Gould, on the other hand, flippantly dismissed God’s hand in creation despite, ironically, his own evidence to the contrary. To begin with, he notes that “in the 500 million years since the Cambrian Explosion, not one single new phylum or basic anatomical design has evolved.” Small wonder that throughout geological history there is only one “Explosion,” just as there is only one “Big Bang.” These two exceptional, arcane prehistoric events lead unavoidably to a logical conclusion – as Einstein accepted - of divine creativity.
Gould’s revised interpretation of the Burgess Shale fauna correctly recognized that “each of these orphan organisms represents another sign that disparity reached its peak during the Cambrian Explosion and life’s subsequent history has been a tale of decimation.” As such, Gould correctly deducted: “If the human mind is a product of only one such set, then we may not be randomly evolved … but our origin is the product of massive historical contingency.” He goes on to say: “Replay the tape a million times from a Burgess beginning, and I doubt that anything like Homo sapiens would ever evolve again.” And even in the mathematically remotest chance that “the same general pathways emerge,” says Gould, “it might take twenty billion years to reach self-consciousness this time – except that the earth would be incinerated billions of years before.”
So Stephen Gould, an eminent scientist, can find no better answer to the existence of man than mere blind luck… incredibly low-odds blind luck. It is this intellectual stubbornness to even consider intelligent design that has led many evolutionists to even doubt the Big Bang. Perhaps there are multiple universes, they imagine, and we humans were just lucky enough to have evolved in the one lone universe that offered just the right conditions for intelligent life. This is no longer scientific theory, but theological faith that borders on the humorous.
In his conclusion, Gould, asserted: “Homo sapiens, I fear, is a ‘thing too small’ (three-word description borrowed from Robert Frost’s poem Design) in a vast universe, a WILDLY IMPROBABLE [capitols my emphasis] evolutionary event well within the realm of contingency. Some find the prospect depressing; I have always regarded it as exhilarating, a source of both freedom and consequently moral responsibility.”
Count me among the “some” who find such a WILDLY IMPROBABLE scenario as “depressing.” If Homo sapiens are not God’s crowning creation, than a rock in my backyard will have more meaning than me when I die, simply because the inanimate object has longevity. The thought is more than merely depressing, it is, ironically, insulting to the intelligence of the eminent Stephen Gould himself. Moreover, what “moral responsibility” is there in a world that Gould himself concluded “makes no statement about progress.” If man does not represent species “progression,” then he has no more moral responsibility than a Cockroach.

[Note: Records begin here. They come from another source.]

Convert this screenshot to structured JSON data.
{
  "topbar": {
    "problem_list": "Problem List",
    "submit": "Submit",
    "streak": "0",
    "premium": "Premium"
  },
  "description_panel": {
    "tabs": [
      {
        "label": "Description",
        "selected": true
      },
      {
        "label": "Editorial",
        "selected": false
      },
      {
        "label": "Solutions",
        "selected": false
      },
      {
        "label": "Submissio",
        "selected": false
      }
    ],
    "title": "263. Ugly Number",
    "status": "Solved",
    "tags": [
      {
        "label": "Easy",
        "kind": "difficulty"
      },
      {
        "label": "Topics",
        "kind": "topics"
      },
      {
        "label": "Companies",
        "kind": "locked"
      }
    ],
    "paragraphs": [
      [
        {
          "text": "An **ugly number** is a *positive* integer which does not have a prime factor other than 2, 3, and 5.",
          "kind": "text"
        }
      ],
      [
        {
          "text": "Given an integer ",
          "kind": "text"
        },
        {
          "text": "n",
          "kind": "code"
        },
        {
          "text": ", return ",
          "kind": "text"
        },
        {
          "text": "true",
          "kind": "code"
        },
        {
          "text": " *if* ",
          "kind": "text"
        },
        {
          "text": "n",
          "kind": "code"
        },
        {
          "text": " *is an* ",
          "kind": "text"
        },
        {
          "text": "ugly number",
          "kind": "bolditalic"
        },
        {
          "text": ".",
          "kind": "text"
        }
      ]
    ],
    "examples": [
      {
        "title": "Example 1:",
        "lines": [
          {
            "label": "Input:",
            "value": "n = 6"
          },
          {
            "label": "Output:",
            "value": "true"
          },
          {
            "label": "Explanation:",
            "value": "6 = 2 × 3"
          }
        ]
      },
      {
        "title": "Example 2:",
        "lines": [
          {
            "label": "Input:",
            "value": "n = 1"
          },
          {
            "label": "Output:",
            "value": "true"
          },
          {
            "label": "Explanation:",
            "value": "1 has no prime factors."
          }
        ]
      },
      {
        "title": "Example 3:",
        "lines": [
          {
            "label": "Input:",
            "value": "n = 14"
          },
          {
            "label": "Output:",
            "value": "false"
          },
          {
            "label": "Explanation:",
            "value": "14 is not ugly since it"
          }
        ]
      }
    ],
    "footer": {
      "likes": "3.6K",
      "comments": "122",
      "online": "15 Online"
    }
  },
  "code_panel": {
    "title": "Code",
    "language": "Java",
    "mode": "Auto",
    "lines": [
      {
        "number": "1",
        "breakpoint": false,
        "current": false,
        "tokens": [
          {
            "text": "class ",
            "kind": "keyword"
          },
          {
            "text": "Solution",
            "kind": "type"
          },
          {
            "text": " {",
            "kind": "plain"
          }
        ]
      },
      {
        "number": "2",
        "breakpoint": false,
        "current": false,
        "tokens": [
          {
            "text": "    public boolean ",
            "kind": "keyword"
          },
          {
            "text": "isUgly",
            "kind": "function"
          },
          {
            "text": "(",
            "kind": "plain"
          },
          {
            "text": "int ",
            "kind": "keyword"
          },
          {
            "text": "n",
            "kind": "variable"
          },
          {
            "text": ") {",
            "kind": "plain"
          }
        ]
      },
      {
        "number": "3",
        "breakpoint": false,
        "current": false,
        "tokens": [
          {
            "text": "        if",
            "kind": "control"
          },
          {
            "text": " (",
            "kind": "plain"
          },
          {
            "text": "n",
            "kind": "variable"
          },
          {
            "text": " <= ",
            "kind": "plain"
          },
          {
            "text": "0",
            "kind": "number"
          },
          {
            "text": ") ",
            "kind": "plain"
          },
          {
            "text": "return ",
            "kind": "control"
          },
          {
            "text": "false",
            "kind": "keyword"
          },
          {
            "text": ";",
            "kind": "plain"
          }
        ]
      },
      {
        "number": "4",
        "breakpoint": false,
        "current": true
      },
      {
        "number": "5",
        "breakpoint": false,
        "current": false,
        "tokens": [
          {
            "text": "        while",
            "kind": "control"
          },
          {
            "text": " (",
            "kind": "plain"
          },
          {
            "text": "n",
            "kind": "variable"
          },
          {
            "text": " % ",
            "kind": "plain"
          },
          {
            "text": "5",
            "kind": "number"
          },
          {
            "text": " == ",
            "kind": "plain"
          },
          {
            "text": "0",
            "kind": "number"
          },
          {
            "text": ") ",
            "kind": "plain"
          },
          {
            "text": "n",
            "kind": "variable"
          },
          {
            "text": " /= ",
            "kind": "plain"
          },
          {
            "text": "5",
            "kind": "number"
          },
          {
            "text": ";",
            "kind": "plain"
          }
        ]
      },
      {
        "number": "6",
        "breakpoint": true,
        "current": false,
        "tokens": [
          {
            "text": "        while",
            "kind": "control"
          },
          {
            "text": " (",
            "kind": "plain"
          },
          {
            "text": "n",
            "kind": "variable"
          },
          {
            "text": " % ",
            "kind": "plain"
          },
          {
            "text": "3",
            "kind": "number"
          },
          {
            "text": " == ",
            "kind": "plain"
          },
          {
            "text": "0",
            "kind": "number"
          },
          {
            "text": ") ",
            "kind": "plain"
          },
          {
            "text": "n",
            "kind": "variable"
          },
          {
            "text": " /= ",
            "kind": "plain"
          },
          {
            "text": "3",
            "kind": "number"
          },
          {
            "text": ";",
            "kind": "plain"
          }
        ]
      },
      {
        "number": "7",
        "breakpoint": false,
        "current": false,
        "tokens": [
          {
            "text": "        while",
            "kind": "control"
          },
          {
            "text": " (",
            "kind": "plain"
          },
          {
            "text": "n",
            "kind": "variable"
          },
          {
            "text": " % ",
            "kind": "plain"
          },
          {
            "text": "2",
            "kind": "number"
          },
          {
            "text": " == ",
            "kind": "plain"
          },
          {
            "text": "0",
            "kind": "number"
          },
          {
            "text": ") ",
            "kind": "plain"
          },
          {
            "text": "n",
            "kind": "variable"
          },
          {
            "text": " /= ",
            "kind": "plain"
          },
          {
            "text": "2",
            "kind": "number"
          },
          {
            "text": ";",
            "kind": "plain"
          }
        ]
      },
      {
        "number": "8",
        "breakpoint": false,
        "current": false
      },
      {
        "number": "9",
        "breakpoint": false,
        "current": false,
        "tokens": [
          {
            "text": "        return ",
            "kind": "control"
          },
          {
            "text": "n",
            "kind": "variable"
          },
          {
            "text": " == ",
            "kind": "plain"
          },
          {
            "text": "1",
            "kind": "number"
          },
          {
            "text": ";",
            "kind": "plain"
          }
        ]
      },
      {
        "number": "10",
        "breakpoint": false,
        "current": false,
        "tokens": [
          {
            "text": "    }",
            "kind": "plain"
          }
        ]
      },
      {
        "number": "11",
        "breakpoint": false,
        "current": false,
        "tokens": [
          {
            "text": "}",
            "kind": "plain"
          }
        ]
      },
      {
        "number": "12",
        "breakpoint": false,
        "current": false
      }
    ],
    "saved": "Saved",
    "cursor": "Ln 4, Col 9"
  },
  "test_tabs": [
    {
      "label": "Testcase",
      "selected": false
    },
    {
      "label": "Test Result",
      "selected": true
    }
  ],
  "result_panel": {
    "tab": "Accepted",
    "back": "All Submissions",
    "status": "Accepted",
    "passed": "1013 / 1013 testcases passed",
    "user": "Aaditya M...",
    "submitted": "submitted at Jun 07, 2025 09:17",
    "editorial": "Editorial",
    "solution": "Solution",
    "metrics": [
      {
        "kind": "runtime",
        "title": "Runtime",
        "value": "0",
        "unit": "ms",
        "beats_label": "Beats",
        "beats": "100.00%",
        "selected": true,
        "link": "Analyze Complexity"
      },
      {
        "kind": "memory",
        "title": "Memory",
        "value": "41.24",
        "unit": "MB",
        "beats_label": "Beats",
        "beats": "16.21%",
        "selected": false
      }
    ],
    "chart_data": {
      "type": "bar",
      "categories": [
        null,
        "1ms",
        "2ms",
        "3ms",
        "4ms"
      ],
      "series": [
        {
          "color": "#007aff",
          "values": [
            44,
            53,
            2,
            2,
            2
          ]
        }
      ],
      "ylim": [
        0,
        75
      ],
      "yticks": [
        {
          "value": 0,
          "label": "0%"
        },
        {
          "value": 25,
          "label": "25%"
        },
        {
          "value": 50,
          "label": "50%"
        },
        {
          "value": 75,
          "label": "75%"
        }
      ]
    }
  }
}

So, finally, why the paradox between Stephen Gould, the brilliant detective of evidence, and Stephen Gould, the proponent of ludicrous assumptions? In the absence of the recognition of a creator God, the answer is ironic. On the one hand, Gould strips man of his dignity by referring to him as a “thing too small.” On the other hand, Gould implies that man is not accountable to God and, therefore by reasonable deduction, is his own god.
No, it’s not a Wonderful Life … in the absence of a creator God.